I’ve been considering the possibility lately that his handlers is stupid as well.

well, couldn’t one also say… that we are not just homo faber and homo ludens, but also homo sapiens and by definition homo studiosus... though few are homo philologus (especially those who profess philologia)

and, now i’ve made an ass of myself

I’ve heard The Golden Ass is a pretty good story.

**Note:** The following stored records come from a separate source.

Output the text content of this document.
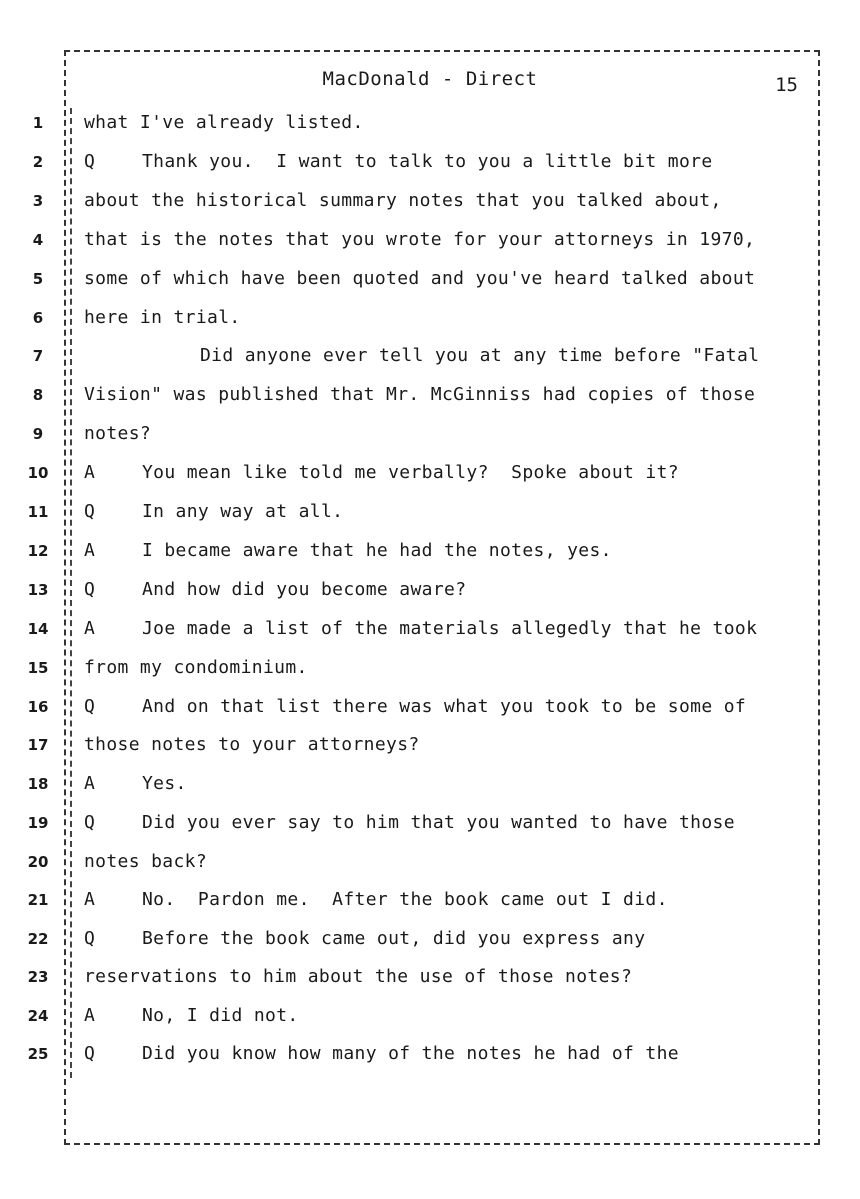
MacDonald - Direct	15
1	what I've already listed.
2	Q	Thank you.  I want to talk to you a little bit more
3	about the historical summary notes that you talked about,
4	that is the notes that you wrote for your attorneys in 1970,
5	some of which have been quoted and you've heard talked about
6	here in trial.
7	Did anyone ever tell you at any time before "Fatal
8	Vision" was published that Mr. McGinniss had copies of those
9	notes?
10	A	You mean like told me verbally?  Spoke about it?
11	Q	In any way at all.
12	A	I became aware that he had the notes, yes.
13	Q	And how did you become aware?
14	A	Joe made a list of the materials allegedly that he took
15	from my condominium.
16	Q	And on that list there was what you took to be some of
17	those notes to your attorneys?
18	A	Yes.
19	Q	Did you ever say to him that you wanted to have those
20	notes back?
21	A	No.  Pardon me.  After the book came out I did.
22	Q	Before the book came out, did you express any
23	reservations to him about the use of those notes?
24	A	No, I did not.
25	Q	Did you know how many of the notes he had of the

I’ve not read it, though.

it’s more of a stringing together of stories. it also contains one of the better known versions of the cupid and psyche myth.

it’s also one of the first “road” novels, being that the narrator is traveling on business when he is turned into an ass and then proceeds to travel accompanied by an assortment of owners/abusers… were it not for the already mature protagonist, this would be one of the first bildungsromans as well. then again, novel, road novel, bildungsroman are all very, very imprecise terms invented at least a millenia after it was written. though, the best term would be picaresque. it was highly influential from the 14th century (Boccaccio) all the way through to the 18th (Voltaire)... even when the renaissance and baroque authors such as Rabelais, Gracian, the anonymous author of the Lazarillo, Cervantes, Quevedo and the many, many authors of episodic novelas were being disparaged, because of its status as a latin text, it remained in vogue.

It’s quite bawdy at times… of course, Midsummer Night’s Dream Bottom is an adaptation of Lucius.

It actually sort of provides a “worldly” counterpoint to Augustine’s “spiritual autobiography”... being that the main character is very, very given over to the flesh and through the journey becomes a priest of some sort and renounces the flesh.

speaking of augustine... it’s really, really long. and possible riddled with solecisms, but i gotta go pack… hope you all have a great weekend.